Diagnosis and Recommendations
The options for renal revascularization include percutaneous angioplasty or surgical revascularization in patients with RVD, hypertension refractory to medical management, and/or impaired excretory renal function. In this patient, the decision is made to proceed with surgical revascularization of the left kidney as there was no safe way to perform angioplasty and stenting without risking occlusion of a major branch of the renal artery. Given the proximity of the lesion to the main branch point of the renal artery and the extended warm ischemia time that would have been required if a complex anastomosis or multiple anastomoses were required, a decision was made to proceed with renal artery endarterectomy.
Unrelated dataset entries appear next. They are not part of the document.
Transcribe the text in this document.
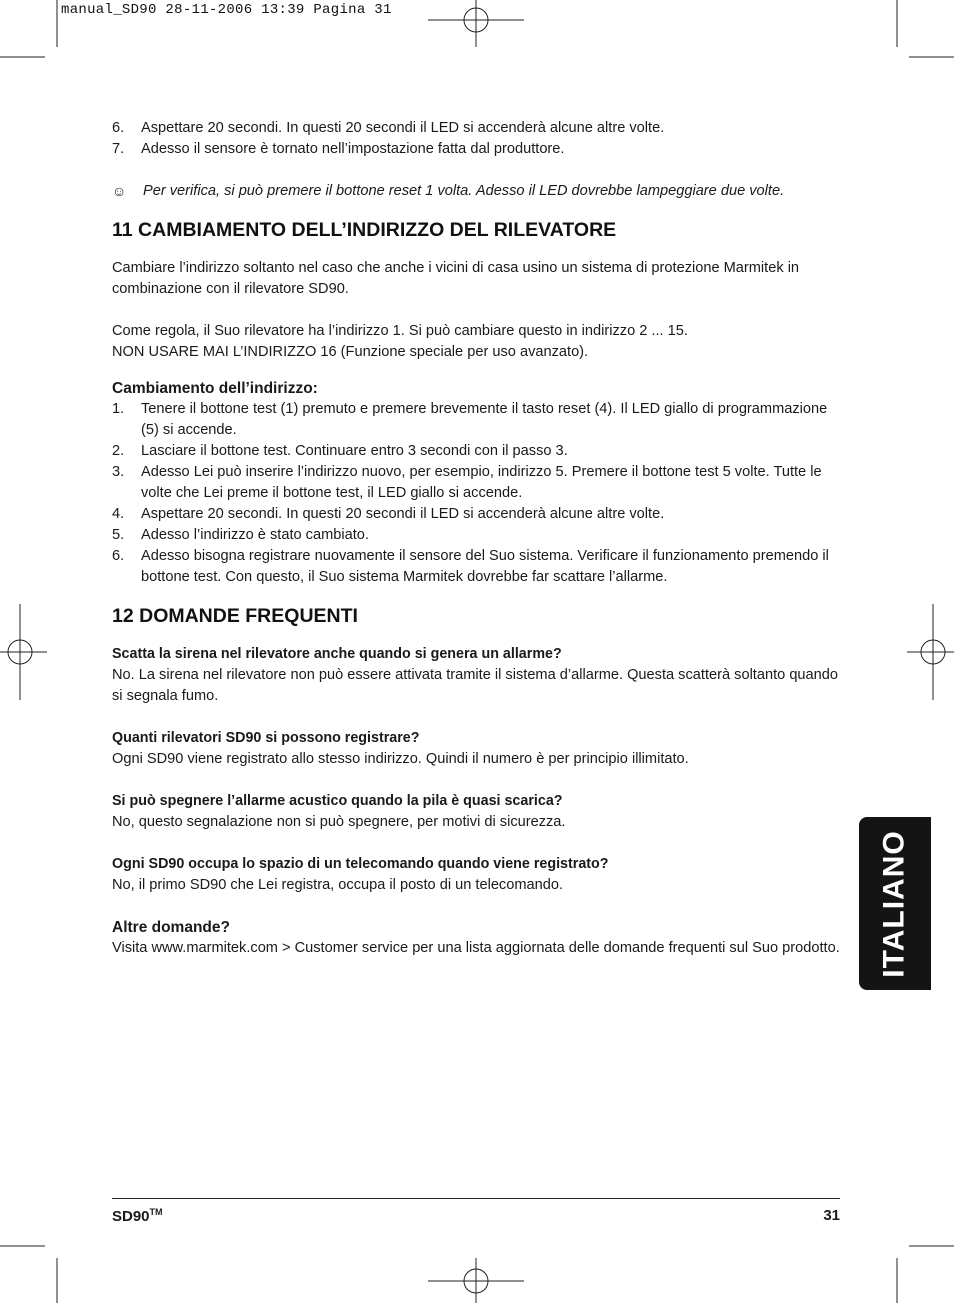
manual_SD90 28-11-2006 13:39 Pagina 31
6. Aspettare 20 secondi. In questi 20 secondi il LED si accenderà alcune altre volte.
7. Adesso il sensore è tornato nell’impostazione fatta dal produttore.

☺ Per verifica, si può premere il bottone reset 1 volta. Adesso il LED dovrebbe lampeggiare due volte.

11 CAMBIAMENTO DELL’INDIRIZZO DEL RILEVATORE

Cambiare l’indirizzo soltanto nel caso che anche i vicini di casa usino un sistema di protezione Marmitek in combinazione con il rilevatore SD90.

Come regola, il Suo rilevatore ha l’indirizzo 1. Si può cambiare questo in indirizzo 2 ... 15.

NON USARE MAI L’INDIRIZZO 16 (Funzione speciale per uso avanzato).

Cambiamento dell’indirizzo:
1. Tenere il bottone test (1) premuto e premere brevemente il tasto reset (4). Il LED giallo di programmazione (5) si accende.
2. Lasciare il bottone test. Continuare entro 3 secondi con il passo 3.
3. Adesso Lei può inserire l’indirizzo nuovo, per esempio, indirizzo 5. Premere il bottone test 5 volte. Tutte le volte che Lei preme il bottone test, il LED giallo si accende.
4. Aspettare 20 secondi. In questi 20 secondi il LED si accenderà alcune altre volte.
5. Adesso l’indirizzo è stato cambiato.
6. Adesso bisogna registrare nuovamente il sensore del Suo sistema. Verificare il funzionamento premendo il bottone test. Con questo, il Suo sistema Marmitek dovrebbe far scattare l’allarme.
12 DOMANDE FREQUENTI

Scatta la sirena nel rilevatore anche quando si genera un allarme?

No. La sirena nel rilevatore non può essere attivata tramite il sistema d’allarme. Questa scatterà soltanto quando si segnala fumo.

Quanti rilevatori SD90 si possono registrare?

Ogni SD90 viene registrato allo stesso indirizzo. Quindi il numero è per principio illimitato.

Si può spegnere l’allarme acustico quando la pila è quasi scarica?

No, questo segnalazione non si può spegnere, per motivi di sicurezza.

Ogni SD90 occupa lo spazio di un telecomando quando viene registrato?

No, il primo SD90 che Lei registra, occupa il posto di un telecomando.

Altre domande?

Visita www.marmitek.com > Customer service per una lista aggiornata delle domande frequenti sul Suo prodotto. ITALIANO
SD90™	31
This was performed using a left subcostal incision with a medial mobilization of the viscera to broadly expose the aorta, left renal artery, and left kidney. The endarterectomy was performed using a longitudinal arteriotomy extending across the aorta onto the larger of the two main branches of the left renal artery. Following bovine pericardial patch angioplasty of the arteriotomy, an intraoperative duplex exam was performed demonstrating a normal low resistance flow pattern with a RA-PSV of 1.4 m/s and no turbulence (Fig. 2).
FIGURE 2 Shows stenosis at the branch point of the early bifurcation of the left renal artery.